Article L. 612-2 du code monétaire et financier

I. - Relèvent de la compétence de l'Autorité de contrôle prudentiel :

A. - Dans le secteur de la banque, des services de paiement et des services d'investissement :

1° Les établissements de crédit ;

2° Les personnes suivantes :

a) Les entreprises d'investissement autres que les sociétés de gestion de portefeuille ;

b) Les entreprises de marché ;

c) Les adhérents aux chambres de compensation ;

d) Les personnes habilitées à exercer les activités de conservation ou d'administration d'instruments financiers mentionnées aux 4° et 5° de l'article L. 542-1 ;

3° Les établissements de paiement ;

4° Les compagnies financières et les compagnies financières holding mixtes ;

5° Les changeurs manuels ;

6° Les organismes mentionnés au 5 de l'article L. 511-6 ;

7° Les personnes morales mentionnées à l'article L. 313-21-1.

Le contrôle de l'Autorité s'exerce sur l'activité de prestation de services d'investissement des personnes mentionnées aux 1° et 2° sous réserve de la compétence de l'Autorité des marchés financiers en matière de contrôle des règles de bonne conduite et autres obligations professionnelles.

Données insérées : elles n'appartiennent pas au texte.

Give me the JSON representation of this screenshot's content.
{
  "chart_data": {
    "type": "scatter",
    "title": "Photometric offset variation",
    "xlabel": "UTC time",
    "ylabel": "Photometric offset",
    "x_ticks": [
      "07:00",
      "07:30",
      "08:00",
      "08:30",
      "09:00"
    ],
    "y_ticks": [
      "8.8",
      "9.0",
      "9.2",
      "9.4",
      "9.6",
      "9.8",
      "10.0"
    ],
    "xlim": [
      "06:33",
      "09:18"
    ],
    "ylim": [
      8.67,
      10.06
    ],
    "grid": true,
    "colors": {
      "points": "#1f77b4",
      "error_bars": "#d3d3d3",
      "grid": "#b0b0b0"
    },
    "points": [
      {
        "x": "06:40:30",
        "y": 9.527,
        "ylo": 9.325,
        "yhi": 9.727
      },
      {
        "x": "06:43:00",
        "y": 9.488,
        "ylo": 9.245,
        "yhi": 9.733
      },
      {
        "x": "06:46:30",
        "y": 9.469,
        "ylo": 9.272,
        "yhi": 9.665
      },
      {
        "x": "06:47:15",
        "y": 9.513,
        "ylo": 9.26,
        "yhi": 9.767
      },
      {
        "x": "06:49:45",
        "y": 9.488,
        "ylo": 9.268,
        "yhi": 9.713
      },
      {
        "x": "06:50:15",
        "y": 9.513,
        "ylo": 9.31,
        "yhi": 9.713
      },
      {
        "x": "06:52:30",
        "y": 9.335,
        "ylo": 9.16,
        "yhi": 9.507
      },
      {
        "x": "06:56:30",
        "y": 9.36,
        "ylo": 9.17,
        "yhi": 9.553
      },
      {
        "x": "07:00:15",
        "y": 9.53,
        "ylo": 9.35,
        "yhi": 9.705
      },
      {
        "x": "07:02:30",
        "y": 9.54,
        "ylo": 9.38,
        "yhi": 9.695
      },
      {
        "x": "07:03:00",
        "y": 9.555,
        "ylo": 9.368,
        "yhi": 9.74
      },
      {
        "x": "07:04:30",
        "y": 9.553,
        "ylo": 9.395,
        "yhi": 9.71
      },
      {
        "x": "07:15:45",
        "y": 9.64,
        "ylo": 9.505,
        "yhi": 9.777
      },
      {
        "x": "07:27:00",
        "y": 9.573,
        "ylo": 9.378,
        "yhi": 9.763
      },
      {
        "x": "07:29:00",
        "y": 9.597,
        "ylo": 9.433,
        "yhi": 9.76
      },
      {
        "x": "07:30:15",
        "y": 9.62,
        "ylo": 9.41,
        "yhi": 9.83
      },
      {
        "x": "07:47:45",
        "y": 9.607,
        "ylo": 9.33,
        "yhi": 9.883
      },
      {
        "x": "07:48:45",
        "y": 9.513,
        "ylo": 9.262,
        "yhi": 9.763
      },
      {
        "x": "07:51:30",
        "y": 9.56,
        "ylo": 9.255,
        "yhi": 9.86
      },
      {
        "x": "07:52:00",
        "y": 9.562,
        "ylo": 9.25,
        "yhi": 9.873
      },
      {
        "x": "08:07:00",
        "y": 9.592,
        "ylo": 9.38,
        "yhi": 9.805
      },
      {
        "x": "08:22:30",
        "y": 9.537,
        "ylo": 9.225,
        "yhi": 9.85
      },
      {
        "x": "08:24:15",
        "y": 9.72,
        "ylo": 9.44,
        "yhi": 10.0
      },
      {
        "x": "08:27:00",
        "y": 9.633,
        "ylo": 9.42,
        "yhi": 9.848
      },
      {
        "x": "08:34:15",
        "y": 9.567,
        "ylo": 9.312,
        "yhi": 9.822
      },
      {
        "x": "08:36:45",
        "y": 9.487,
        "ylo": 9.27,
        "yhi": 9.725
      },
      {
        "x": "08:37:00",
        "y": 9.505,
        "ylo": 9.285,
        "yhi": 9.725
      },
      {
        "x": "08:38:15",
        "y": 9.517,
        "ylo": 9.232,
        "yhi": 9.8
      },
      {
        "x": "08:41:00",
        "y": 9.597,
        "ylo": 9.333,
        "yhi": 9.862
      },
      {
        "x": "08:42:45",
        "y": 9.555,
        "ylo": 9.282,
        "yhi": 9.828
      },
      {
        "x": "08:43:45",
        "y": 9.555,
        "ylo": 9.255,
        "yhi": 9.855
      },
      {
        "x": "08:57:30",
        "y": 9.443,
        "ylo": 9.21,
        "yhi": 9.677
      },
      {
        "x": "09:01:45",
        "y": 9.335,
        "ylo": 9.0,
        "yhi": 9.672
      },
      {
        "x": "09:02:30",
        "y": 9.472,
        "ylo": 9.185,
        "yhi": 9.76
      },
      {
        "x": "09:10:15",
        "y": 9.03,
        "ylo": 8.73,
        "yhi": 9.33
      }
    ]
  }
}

Aux fins du contrôle des personnes mentionnées au 3°, l'Autorité peut solliciter l'avis de la Banque de France, au titre des missions de surveillance du bon fonctionnement et de la sécurité des systèmes de paiement, qui lui sont conférées par le I de l'article L. 141-4. La Banque de France peut porter dans ce cadre toute information à la connaissance de l'autorité.

B. - Dans le secteur de l'assurance :

1° Les entreprises exerçant une activité d'assurance directe mentionnées à l'article L. 310-1 du code des assurances ;

2° Les entreprises exerçant une activité de réassurance dont le siège social est situé en France ;

3° Les mutuelles et unions régies par le livre II du code de la mutualité et les unions gérant les systèmes fédéraux de garantie mentionnés à l'article L. 111-6 du code de la mutualité, ainsi que les unions mutualistes de groupe mentionnées à l'article L. 111-4-2 du même code ;

4° Les mutuelles et unions du livre I er qui procèdent à la gestion des règlements mutualistes et des contrats pour le compte des mutuelles et unions relevant du livre II, pour les seules dispositions du titre VI du livre V du présent code ;

5° Les institutions de prévoyance, unions et groupements paritaires de prévoyance régis par le titre III du livre IX du code de la sécurité sociale ;

6° Les sociétés de groupe d'assurance et les sociétés de groupe mixte d'assurance mentionnées à l'article L. 322-1-2 du code des assurances ;

7° Le fonds de garantie universelle des risques locatifs mentionné à l'article L. 313-20 du code de la construction et de l'habitation ;

8° Les véhicules de titrisation mentionnés à l'article L. 310-1-2 du code des assurances.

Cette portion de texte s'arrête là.